Dangling modifiers are just as gross and ridiculous as they sound. Dangling… just… ew.
You know you have a serious problem when the person or thing you are trying to modify isn't even in your sentence. That's like milk duds without popcorn. Or something.
Dangling modifiers do not clearly describe or explain any part of the sentence. They come about when you take for granted that the reader will understand exactly what you are talking about. The sentence may imply the subject of your modifying word or clause, but you still need to state it in the passage.
There are two common ways to revise dangling modifiers, and both are virtually painless:
Add a word or words that the modifier clearly describes. Place the new material just after the modifier, and rearrange other parts of the sentence as necessary.

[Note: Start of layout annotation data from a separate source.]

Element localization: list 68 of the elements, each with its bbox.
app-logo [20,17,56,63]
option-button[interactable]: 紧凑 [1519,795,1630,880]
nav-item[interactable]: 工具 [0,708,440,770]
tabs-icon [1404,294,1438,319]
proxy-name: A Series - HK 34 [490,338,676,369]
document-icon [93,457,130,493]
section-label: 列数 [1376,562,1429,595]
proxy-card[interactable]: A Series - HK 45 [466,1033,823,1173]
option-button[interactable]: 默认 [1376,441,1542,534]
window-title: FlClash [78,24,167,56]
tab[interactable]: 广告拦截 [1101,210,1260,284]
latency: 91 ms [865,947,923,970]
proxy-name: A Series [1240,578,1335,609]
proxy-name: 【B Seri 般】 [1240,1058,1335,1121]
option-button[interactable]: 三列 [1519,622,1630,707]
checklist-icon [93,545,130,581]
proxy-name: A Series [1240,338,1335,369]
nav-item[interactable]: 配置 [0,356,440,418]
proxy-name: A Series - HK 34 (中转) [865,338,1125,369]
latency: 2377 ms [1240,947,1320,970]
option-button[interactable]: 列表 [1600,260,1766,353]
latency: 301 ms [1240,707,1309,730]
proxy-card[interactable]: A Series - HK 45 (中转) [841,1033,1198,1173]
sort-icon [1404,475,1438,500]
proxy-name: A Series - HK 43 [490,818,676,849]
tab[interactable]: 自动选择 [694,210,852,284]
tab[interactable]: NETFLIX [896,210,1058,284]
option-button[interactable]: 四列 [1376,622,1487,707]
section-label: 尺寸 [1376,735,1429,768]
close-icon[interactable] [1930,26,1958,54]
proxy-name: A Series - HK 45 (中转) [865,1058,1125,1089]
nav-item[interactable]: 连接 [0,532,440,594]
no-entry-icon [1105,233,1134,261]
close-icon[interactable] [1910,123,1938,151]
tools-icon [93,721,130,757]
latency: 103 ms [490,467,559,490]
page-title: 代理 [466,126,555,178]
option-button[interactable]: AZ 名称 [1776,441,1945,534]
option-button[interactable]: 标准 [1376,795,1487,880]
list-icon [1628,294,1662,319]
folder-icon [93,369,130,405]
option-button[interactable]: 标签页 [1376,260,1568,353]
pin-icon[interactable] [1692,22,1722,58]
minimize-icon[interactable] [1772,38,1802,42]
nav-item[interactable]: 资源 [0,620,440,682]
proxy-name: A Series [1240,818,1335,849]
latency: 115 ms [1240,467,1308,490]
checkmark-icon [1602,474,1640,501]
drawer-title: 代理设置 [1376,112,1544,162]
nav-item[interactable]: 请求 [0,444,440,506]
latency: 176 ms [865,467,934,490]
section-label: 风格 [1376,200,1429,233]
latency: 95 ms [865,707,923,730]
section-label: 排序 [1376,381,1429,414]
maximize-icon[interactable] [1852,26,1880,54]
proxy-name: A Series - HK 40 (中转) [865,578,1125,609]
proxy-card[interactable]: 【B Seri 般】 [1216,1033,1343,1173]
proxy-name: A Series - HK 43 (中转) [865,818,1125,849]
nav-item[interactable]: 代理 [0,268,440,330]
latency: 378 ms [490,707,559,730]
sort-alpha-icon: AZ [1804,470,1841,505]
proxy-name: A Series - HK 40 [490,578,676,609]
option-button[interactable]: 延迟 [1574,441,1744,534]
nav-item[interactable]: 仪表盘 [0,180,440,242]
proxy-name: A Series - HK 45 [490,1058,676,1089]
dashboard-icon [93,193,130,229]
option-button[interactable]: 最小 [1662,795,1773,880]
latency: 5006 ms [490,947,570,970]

Enjoying the crisp fall breeze, the leaves floated to the ground in swirls of orange and gold.
Enjoying the crisp fall breeze, Janet watched the leaves float to the ground in swirls of orange and gold.
Wow, that is some poetic description in the first sentence. And if it were a poem, there might not be a grammatical error (emphasis on "might.") The poet might be personifying the leaves by saying that they—yup, the leaves—are enjoying the crisp fall breeze.
But it isn't a poem, so what we have there is dangling modifier. The first part of the sentence, enjoying the crisp fall breeze, is modifying a subject who isn't present—presumably someone who's watching those beautiful leaves fall while enjoying the breeze. The second sentence is correct because we've added that subject, Janet, who loves autumn leaves and pumpkin spice lattes. Janet, you're so basic.
Change the dangling modifier to a dependent clause.
While playing Donkey Kong Country, the pizza burned.
While Jeremy was playing Donkey Kong Country, the pizza burned.
There is nothing worse than wasted pizza. Nothing. Except for a dangling modifier… and we have one in the first sentence. It suggests that the pizza was playing video games. And while pizza may hold a special place in our hearts, it definitely can't hold a Wiimote.
In the second sentence, we've fixed the dangling modifier by adding Jeremy was, which changes the modifier to a dependent clause. Now it's clear that Jeremy is a Grade-A pizza-waster who should be locked up for crimes against pepperoni.